In the end, I said to myself, ‘I’ll call him.’
I nervously heard a ‘Hello?’
‘Yes, Diego, it’s Mauricio Pochettino, I’m going to be your teammate.’
‘Poche!’ I almost fainted when he called me Poche. ‘How are you doing, Poche? It’s so great to hear from you! I’m very grateful to you for phoning me, with me soon heading over there . . .’ I was speechless!
Diego arrived in Rosario and had his unveiling the following day. We all went to Newell’s stadium to wait for the big moment. There were about 40,000 people there. The ground was full and it was a dream-come-true. We looked at him thinking, ‘No way is Maradona here with us.’
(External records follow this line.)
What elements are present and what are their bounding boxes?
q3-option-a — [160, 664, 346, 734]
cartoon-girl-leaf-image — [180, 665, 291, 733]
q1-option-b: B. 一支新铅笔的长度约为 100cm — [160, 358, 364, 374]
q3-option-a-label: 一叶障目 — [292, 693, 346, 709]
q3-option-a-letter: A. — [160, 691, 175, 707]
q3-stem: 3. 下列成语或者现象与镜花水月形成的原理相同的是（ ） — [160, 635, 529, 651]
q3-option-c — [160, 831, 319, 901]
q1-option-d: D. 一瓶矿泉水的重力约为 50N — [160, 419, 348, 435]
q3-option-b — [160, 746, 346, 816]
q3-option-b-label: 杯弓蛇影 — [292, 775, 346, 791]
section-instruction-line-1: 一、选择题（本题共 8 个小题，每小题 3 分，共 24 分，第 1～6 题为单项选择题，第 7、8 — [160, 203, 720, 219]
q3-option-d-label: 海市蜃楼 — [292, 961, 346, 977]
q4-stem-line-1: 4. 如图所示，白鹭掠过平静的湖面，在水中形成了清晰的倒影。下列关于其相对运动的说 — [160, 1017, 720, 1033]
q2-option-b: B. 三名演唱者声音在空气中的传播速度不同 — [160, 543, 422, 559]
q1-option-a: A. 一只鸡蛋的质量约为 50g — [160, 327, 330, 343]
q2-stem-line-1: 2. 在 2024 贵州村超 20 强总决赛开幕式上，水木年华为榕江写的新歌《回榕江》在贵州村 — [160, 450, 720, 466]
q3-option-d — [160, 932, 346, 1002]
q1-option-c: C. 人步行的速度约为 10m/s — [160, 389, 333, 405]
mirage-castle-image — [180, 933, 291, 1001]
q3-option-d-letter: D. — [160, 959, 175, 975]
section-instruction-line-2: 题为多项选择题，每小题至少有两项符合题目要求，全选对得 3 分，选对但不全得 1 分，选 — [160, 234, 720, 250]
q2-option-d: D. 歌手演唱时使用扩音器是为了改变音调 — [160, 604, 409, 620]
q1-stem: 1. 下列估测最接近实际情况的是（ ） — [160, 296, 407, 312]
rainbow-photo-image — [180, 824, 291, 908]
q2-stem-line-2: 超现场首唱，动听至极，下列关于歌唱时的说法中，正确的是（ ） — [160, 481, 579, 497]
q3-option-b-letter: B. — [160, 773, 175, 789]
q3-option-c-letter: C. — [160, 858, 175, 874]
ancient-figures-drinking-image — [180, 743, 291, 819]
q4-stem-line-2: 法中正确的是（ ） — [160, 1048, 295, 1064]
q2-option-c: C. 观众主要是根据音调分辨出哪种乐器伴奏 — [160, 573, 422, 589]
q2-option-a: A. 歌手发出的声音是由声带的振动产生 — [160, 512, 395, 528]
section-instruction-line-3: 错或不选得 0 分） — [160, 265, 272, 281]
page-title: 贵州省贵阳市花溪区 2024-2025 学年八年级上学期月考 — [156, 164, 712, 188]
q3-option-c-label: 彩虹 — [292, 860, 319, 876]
We didn’t have a gym at Newell’s, so we went to one on Calle Mendoza. Maradona would go there in the morning to use the treadmill and boost his strength. He trained very hard and then he’d join the group in the afternoon. It was a pleasure to train with him. He only wanted to be on the ball. He wasn’t about running. He was all about the game. He’d warm up on his own by grabbing a ball before even doing up his laces and kicking it about. It’s difficult to explain exactly what he would do, from the noise the ball made when his foot connected with it to his incredible control and the swerve that he could put on it. Afterwards, he’d eat some type of porridge and he’d go back to the gym on his own in the evening.